En una entrevista con el periodista Reynaldo Sietecase para el programa radial “La inmensa minoría”, en Radio con Vos, el ministro de Transporte de la Nación, Mario Meoni, señaló: “Los aviones tienen un sistema de aireación muy sofisticado que permite que los filtros que utiliza generen un aire puro permanente, un ambiente absolutamente aséptico que simula la misma situación que un quirófano”. La declaración del funcionario es verdadera.

Chequeado se comunicó con el jefe de Prensa del Ministerio de Transporte de la Nación, Brian Giménez, quien explicó que los aviones argentinos cuentan con un sistema de aire acondicionado que posee filtros especiales de alta eficiencia -HEPA, en inglés High Efficency Particulalate Air filters-.

“Este sistema utilizado por la industria permite la renovación constante del aire de la cabina, eliminando el 99,9% de bacterias y microbios que circulan, y hace del avión un lugar seguro”, señaló Giménez.

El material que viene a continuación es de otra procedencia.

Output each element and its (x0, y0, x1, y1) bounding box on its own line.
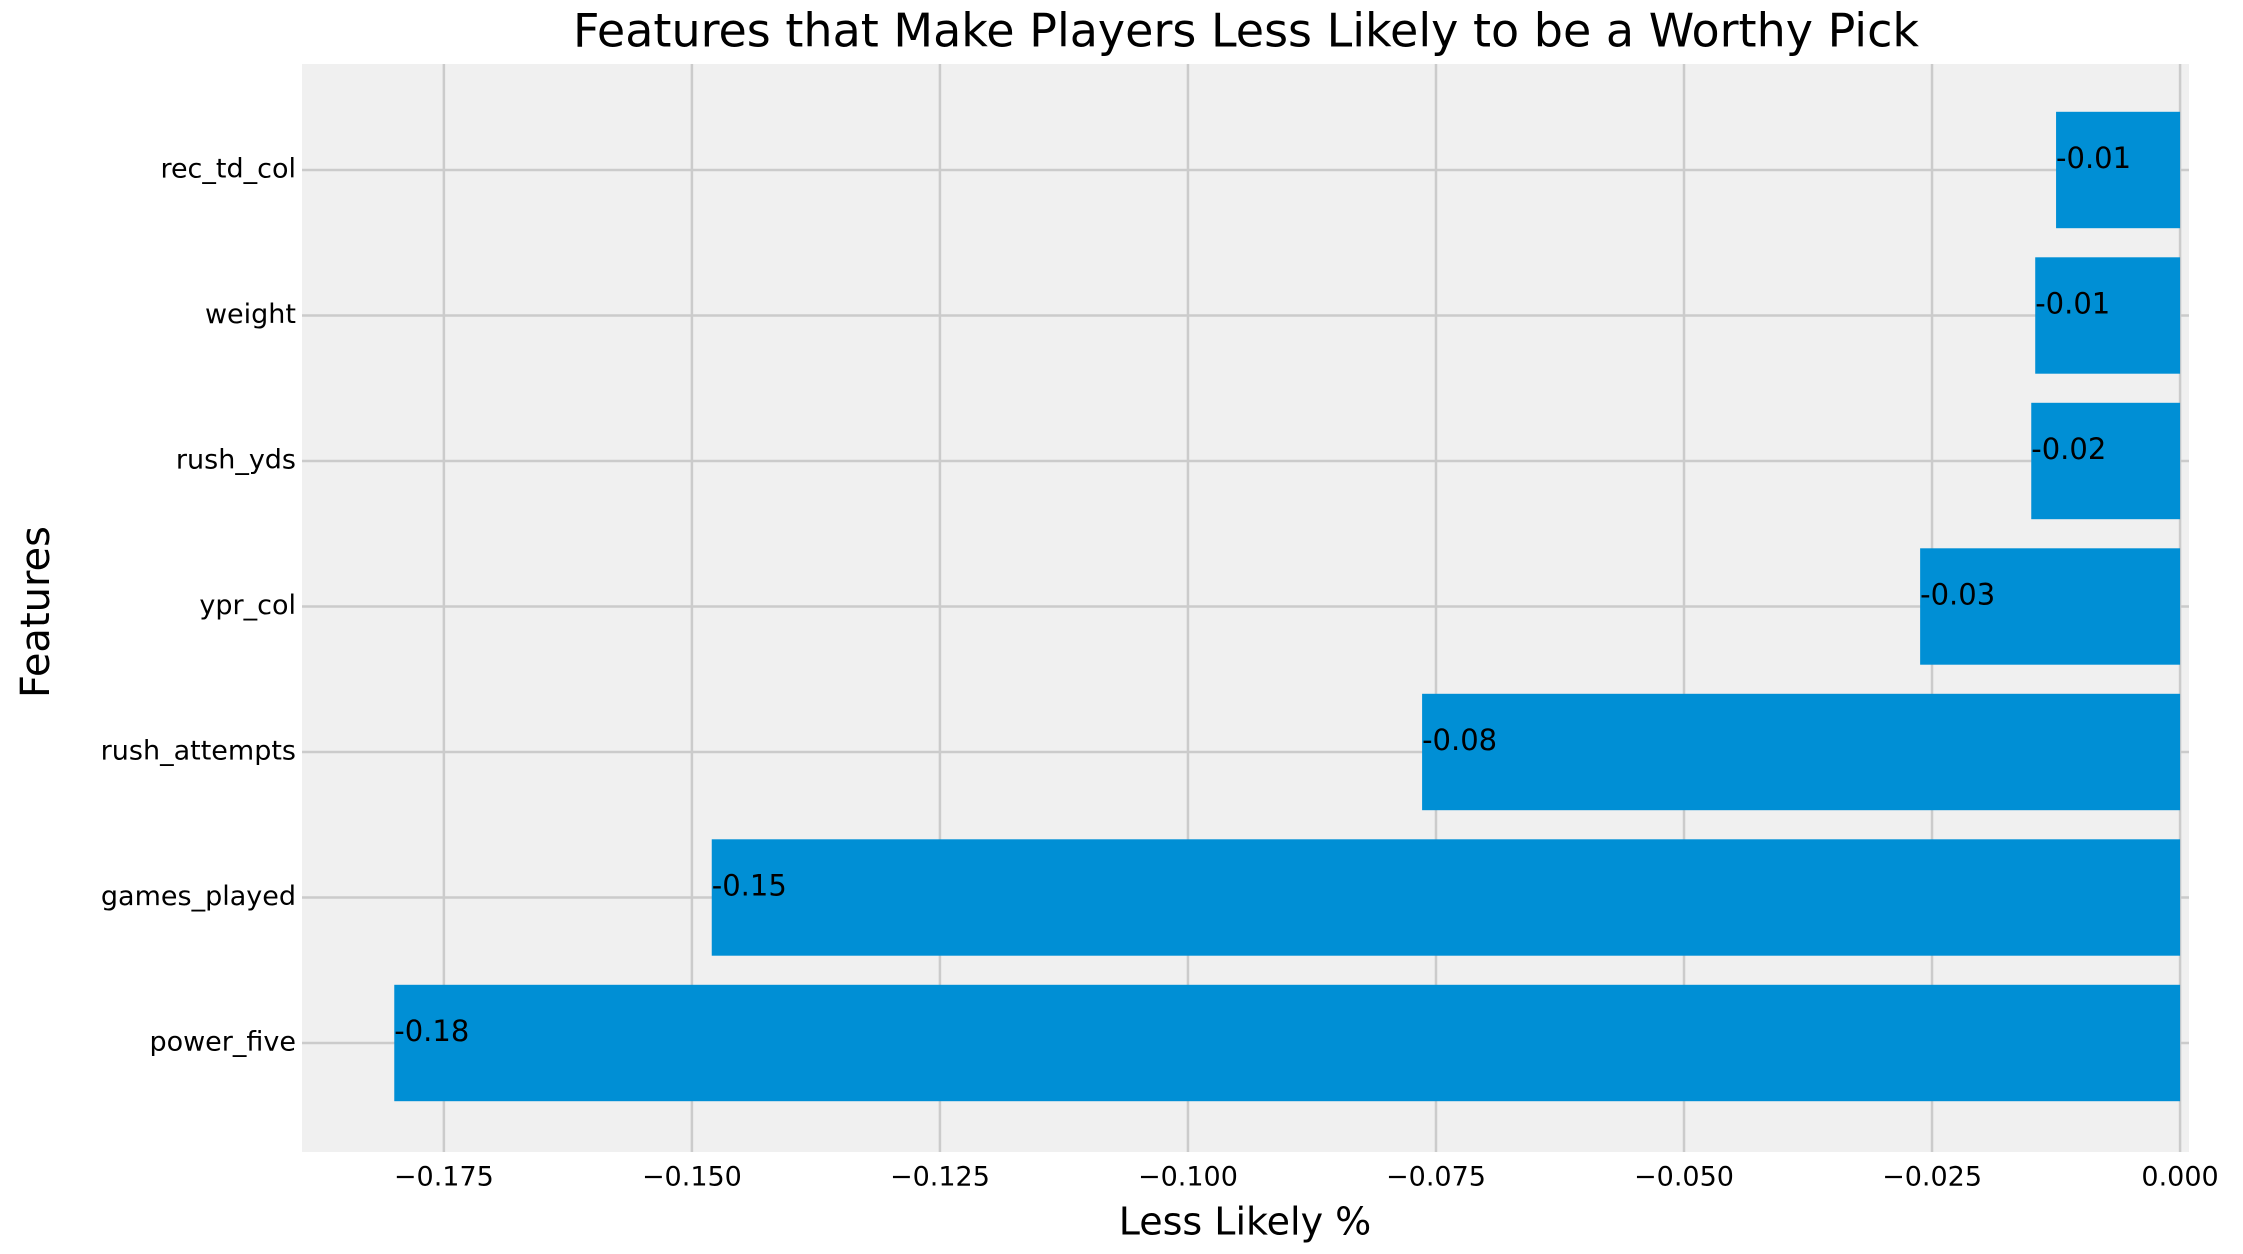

La Asociación Internacional de Transporte Aéreo (IATA, por sus siglas en inglés) explicó en un comunicado que los aviones modernos que tienen sistemas de filtración de aire de cabina equipados con filtros HEPA tienen un rendimiento similar a los utilizados para mantener el aire limpio en quirófanos de hospitales y salas blancas (salas con bajos niveles de contaminación) industriales.

“Estos filtros son muy efectivos para atrapar partículas tan pequeñas como bacterias y virus”, asegura IATA en concordancia con lo dicho por Meoni.

Carlos Rinzelli, ex piloto y especialista aeronáutico, explicó a Chequeado que “el filtro HEPA combinado con el aire de impacto que viene del exterior” da como resultado una efectividad del 99% en la eliminación de virus y bacterias dentro del avión. “Además, el avión tiene una renovación total del aire 24 veces por hora”, agregó.

Aun así, ¿hay riesgo de contagio dentro de un avión?

Salud con lupa -un medio digital dedicado a la salud pública en América Latina- explicó en esta nota que, si bien la posibilidad de encontrarse con el virus SARS-CoV-2 es permanente, “gracias a los sistemas de filtración del aire de la cabina, resulta más probable que haya algún riesgo de contagio fuera del avión que dentro de él”.

Según un estudio realizado por IATA, “sólo se registraron 44 casos de pasajeros contagiados durante un viaje en avión sobre 1.200 millones de pasajeros que utilizaron el transporte aéreo en lo que va del año”. La relación, en definitiva, es de 1 contagiado cada 27 millones de viajeros.

Por último, Gimenéz explicó a Chequeado el protocolo que llevan a cabo para la higiene de los aviones.

El personal asignado, provisto de equipamiento de protección, realiza el procedimiento de limpieza y desinfección antes y después de cada vuelo. Las tareas se intensifican en las zonas de alto contacto como asientos, apoyabrazos, mesas rebatibles, cinturones de seguridad y pantallas de entretenimiento. También se realiza un trabajo minucioso en baños, cestos de residuos y puertas. El protector del apoyacabeza, las cartillas de seguridad y las bolsas de mareos son reemplazados luego de cada vuelo.

Como afirma la nota de Salud con lupa, las medidas de protección para los pasajeros dentro de un avión incluyen “usar cubrebocas KN95 durante todo el trayecto, llevar toallas húmedas con alcohol y gel para usarlos después de tocar alguna superficie y evitar el contacto con las personas”.

“El protocolo que tienen que seguir los pasajeros es el básico que tenemos en todos lados: el distanciamiento, la higiene”, señaló Giménez. Además, al ascenso de los aviones se les entrega a los pasajeros un barbijo tricapa y quedan momentáneamente suspendidos los servicios de comidas y bebidas, la revistas, mantas y almohadas.